Die Schaffung einer Multimedia-Weiterbildungsverordnung, die sich an der bereits existierenden IT-Weiterbildungsverordnung orientiert, wird von allen Parteien befürwortet. In puncto Flexibilisierung von Beschäftigungsverhältnissen und der Zulassung von Kettenbefristungen im Projektgeschäft betont die FDP, dass sie mit der in Aussicht gestellten Lockerung des Kündigungsschutzgesetzes weit über die Vorschläge des dmmv hinausgehen will. Bündnis 90/Die Grünen entsprechen mit ihrer Vorstellung von einer unbegrenzten Zulassung von Befristungen innerhalb einer Frist von zwei Jahren genau der Empfehlung des dmmv-Vier-Punkte-Plans.
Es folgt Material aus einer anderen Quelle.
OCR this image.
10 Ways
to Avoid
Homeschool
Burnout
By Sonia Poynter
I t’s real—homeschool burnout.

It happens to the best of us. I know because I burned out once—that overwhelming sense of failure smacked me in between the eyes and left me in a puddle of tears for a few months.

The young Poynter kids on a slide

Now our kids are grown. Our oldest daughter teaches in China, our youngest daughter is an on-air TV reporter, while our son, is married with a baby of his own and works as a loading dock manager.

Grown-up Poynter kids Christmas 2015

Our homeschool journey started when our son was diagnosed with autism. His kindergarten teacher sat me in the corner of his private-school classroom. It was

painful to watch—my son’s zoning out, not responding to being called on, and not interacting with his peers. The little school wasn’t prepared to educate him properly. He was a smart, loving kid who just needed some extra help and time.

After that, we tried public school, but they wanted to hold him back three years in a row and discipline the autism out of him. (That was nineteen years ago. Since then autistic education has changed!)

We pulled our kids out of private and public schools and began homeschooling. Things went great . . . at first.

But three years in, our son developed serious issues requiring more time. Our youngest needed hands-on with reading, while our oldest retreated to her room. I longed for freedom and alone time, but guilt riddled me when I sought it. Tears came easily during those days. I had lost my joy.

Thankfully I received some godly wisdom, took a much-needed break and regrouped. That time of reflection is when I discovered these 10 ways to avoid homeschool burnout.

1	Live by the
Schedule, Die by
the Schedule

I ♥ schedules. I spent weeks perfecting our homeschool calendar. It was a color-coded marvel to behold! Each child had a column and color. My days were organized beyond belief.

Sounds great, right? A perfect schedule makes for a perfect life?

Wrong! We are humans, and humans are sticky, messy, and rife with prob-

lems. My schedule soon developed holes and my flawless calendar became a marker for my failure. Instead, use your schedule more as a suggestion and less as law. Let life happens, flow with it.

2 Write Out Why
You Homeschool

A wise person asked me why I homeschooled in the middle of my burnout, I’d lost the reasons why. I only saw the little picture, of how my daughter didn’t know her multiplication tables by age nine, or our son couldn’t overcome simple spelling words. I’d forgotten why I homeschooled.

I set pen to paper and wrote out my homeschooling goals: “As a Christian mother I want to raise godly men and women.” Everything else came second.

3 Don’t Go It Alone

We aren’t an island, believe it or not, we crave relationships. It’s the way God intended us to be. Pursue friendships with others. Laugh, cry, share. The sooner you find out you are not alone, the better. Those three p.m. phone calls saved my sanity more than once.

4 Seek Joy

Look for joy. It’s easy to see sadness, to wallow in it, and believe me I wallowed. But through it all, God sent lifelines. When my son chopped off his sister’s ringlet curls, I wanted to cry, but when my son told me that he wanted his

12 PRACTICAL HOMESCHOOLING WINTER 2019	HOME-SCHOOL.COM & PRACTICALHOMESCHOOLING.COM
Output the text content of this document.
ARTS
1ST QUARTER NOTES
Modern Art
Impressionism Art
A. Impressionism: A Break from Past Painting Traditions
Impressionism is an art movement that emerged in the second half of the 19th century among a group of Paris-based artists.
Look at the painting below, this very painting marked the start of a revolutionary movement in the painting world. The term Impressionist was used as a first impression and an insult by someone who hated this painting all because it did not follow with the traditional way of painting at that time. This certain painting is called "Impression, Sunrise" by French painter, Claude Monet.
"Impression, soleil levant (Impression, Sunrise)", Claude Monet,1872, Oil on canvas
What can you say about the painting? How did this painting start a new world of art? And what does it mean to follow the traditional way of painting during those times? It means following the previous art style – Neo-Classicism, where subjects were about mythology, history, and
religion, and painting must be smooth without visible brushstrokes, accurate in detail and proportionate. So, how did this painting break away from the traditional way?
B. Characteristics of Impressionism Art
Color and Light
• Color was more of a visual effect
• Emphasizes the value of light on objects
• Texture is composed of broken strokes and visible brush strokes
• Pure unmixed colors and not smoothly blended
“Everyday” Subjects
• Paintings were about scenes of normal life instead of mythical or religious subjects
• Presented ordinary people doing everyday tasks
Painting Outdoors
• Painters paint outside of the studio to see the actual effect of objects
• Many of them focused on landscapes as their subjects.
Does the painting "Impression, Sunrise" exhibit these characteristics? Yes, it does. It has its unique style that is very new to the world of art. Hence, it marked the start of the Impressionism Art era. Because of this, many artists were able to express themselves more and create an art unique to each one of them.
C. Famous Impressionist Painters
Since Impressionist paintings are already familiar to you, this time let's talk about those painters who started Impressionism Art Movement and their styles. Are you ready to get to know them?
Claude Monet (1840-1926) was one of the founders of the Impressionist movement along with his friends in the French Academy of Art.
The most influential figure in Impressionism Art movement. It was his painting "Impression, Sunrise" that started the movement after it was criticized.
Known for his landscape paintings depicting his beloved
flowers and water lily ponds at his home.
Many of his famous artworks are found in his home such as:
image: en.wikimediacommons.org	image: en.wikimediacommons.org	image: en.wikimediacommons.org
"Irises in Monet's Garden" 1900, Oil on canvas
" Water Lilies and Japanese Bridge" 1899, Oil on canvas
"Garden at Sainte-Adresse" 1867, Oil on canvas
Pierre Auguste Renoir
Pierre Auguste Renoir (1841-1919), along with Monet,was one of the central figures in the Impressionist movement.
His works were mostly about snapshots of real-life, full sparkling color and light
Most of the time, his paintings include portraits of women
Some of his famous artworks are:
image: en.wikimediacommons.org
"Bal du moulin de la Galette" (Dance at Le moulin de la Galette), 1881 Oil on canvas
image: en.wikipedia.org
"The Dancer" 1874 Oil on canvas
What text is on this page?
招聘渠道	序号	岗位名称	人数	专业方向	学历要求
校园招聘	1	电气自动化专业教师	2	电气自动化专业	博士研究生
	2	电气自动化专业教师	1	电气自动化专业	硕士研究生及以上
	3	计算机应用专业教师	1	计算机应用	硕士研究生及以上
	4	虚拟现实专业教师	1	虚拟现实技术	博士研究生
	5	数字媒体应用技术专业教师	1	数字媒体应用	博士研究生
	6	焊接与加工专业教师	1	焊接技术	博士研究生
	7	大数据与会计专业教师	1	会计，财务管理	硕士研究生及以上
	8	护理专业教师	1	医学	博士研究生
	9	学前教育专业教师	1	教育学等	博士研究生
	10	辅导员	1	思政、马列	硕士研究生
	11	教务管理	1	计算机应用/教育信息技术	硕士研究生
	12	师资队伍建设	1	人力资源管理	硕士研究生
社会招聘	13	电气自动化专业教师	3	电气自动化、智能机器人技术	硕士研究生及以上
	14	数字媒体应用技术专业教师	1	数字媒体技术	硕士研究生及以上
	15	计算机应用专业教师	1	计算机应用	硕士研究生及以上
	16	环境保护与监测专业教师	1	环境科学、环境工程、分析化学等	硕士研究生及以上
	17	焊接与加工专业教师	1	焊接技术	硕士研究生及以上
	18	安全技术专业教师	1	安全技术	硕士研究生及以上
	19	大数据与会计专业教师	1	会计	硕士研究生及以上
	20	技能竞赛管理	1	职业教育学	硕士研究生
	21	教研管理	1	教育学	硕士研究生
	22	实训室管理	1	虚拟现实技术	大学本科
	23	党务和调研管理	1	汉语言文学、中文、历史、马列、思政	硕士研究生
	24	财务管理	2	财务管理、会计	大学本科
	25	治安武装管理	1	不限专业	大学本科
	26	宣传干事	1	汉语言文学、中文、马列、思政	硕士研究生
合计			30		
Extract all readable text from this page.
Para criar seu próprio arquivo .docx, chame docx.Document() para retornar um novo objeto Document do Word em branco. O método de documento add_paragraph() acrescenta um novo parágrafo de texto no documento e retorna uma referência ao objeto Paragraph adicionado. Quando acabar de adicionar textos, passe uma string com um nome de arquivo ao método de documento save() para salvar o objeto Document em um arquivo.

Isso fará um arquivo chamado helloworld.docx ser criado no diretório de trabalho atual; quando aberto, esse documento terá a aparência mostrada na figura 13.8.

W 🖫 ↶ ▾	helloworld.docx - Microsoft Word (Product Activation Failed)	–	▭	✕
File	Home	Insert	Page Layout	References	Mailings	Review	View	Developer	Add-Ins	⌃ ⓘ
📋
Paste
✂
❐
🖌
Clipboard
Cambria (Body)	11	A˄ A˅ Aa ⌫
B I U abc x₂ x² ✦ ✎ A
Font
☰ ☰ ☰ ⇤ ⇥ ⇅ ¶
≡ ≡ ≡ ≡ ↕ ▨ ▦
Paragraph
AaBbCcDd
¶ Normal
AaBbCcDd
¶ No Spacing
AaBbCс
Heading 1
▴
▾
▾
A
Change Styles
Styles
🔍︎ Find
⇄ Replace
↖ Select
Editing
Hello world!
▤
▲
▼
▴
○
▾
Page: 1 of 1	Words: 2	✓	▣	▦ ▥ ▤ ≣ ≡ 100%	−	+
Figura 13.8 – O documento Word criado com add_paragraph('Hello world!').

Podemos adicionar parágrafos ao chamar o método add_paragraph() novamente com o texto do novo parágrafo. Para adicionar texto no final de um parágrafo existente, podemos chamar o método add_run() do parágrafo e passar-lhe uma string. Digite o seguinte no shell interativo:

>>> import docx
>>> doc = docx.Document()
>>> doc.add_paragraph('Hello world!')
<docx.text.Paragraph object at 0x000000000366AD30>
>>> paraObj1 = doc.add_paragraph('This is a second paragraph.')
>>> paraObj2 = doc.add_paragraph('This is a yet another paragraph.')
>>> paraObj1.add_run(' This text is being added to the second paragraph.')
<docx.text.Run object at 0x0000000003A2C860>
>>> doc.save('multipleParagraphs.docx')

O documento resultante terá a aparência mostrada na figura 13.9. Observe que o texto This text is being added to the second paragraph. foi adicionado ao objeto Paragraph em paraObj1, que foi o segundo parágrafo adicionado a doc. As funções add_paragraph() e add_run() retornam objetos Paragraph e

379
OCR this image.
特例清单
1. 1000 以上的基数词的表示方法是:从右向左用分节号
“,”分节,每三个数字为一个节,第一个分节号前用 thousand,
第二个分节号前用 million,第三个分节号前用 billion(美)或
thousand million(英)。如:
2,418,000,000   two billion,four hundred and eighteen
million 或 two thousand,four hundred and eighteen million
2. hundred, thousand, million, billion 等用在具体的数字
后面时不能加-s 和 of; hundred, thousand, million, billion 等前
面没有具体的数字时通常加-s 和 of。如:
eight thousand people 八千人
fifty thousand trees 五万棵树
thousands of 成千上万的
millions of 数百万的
Zu einem Ausschreibungsportal befragt, weisen die beiden Regierungsparteien auf die Pilotphase des BMWi-Projekts E-Vergabe hin. Die Erfahrungen und Ergebnisse sollen bei der weiteren Ausgestaltung des Ausschreibungsportals für die elektronische Beschaffung berücksichtigt werden. Bündnis 90/Die Grünen treten zudem für eine Beteiligung von Ländern und Kommunen ein, da diese im übergreifenden Pilotprojekt "BundOnline 2005" bisher nicht berücksichtigt wurden. Auch die FDP unterstützt die Schaffung eines umfangreichen Ausschreibungsportals, da dies ein wirksames Mittel zur Verhinderung von Korruption sei.